NEW YORK: The US dollar appreciated against a basket of major currencies on Monday, the first trading day of the new year, following government bond yields as investors expect the Federal Reserve to maintain its upward trajectory interest rates in 2022.
As the surge in coronavirus cases caused by the Omicron variant continued to impact travel and public services around the world, hopes were high that lockdowns would be avoided.
On Monday, the United States Food and Drug Administration cleared the use of a third dose of Pfizer and BioNTech COVID-19 vaccine for children ages 12 to 15, and reduced the duration of all booster shots at 5 months, compared to 6 months after primary. dose.
Yields on two-year US bonds, which are sensitive to expectations of rising rates, as well as 5-year bonds, reached their highest level since March 2020. US 10-year and 5-year benchmark yields rose reached six-week highs. The US central bank is expected to start raising interest rates by mid-2022.
Stocks on Wall Street were slightly higher, but had retreated from earlier gains.
“You’ve seen this rise in returns, fall in the S&P and it’s kind of like a double whammy – you get the returns game and a little combination of risk,” said Erik Bregar, President and CEO. of Bregar Capital Corp in Toronto.
“Right now, yields are the driving force. “
The dollar index rose 0.615%, while the euro fell 0.63% to US $ 1.1296.
Economic data showed a manufacturing gauge for December by Markit fell to 57.7 from its previous reading of 57.8, but still indicating expansion. November construction spending rose 0.4%, below expectations calling for a 0.6% increase.
The Japanese yen weakened 0.21 percent against the greenback to 115.30 per dollar, while the British pound last traded at US $ 1.3437, down 0. 68 percent on the day.

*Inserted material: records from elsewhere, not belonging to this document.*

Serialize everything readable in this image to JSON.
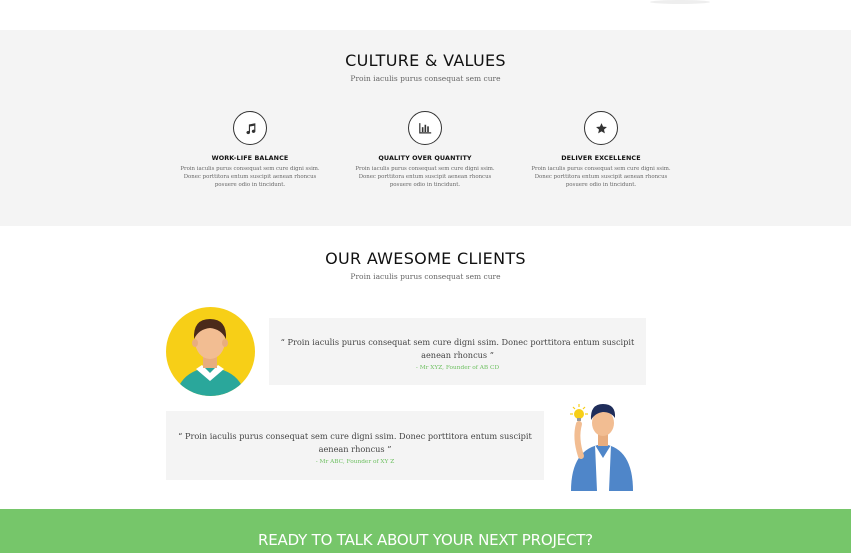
{
  "culture": {
    "title": "CULTURE & VALUES",
    "subtitle": "Proin iaculis purus consequat sem cure",
    "items": [
      {
        "icon": "music-note-icon",
        "title": "WORK-LIFE BALANCE",
        "text": "Proin iaculis purus consequat sem cure digni ssim. Donec porttitora entum suscipit aenean rhoncus posuere odio in tincidunt."
      },
      {
        "icon": "bar-chart-icon",
        "title": "QUALITY OVER QUANTITY",
        "text": "Proin iaculis purus consequat sem cure digni ssim. Donec porttitora entum suscipit aenean rhoncus posuere odio in tincidunt."
      },
      {
        "icon": "star-icon",
        "title": "DELIVER EXCELLENCE",
        "text": "Proin iaculis purus consequat sem cure digni ssim. Donec porttitora entum suscipit aenean rhoncus posuere odio in tincidunt."
      }
    ]
  },
  "clients": {
    "title": "OUR AWESOME CLIENTS",
    "subtitle": "Proin iaculis purus consequat sem cure",
    "testimonials": [
      {
        "quote": "“ Proin iaculis purus consequat sem cure digni ssim. Donec porttitora entum suscipit aenean rhoncus ”",
        "author": "- Mr XYZ, Founder of AB CD"
      },
      {
        "quote": "“ Proin iaculis purus consequat sem cure digni ssim. Donec porttitora entum suscipit aenean rhoncus ”",
        "author": "- Mr ABC, Founder of XY Z"
      }
    ]
  },
  "cta": {
    "title": "READY TO TALK ABOUT YOUR NEXT PROJECT?"
  },
  "colors": {
    "accent_green": "#76c66a",
    "section_gray": "#f4f4f4",
    "avatar_yellow": "#f7cf17"
  }
}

Trading volumes, however, are expected to be limited as London, Europe’s main currency trading center, is closed for a market holiday.
Across the eurozone, manufacturing activity remained resilient as factories took advantage of easing supply chain constraints and sourced raw materials at a record pace.
Turkey’s annual inflation rate reached 36.1% last month, its highest level in 19 years that Tayyip Erdogan ruled, revealing the extent of a currency crisis caused by policies to cut interest rates. unorthodox interest of the president.
The pound was trading at 13.02 against the dollar after the data, 1.2% lower on the day, but at a low of 13.92.
Bitcoin fell 0.98% to US $ 46,885.99.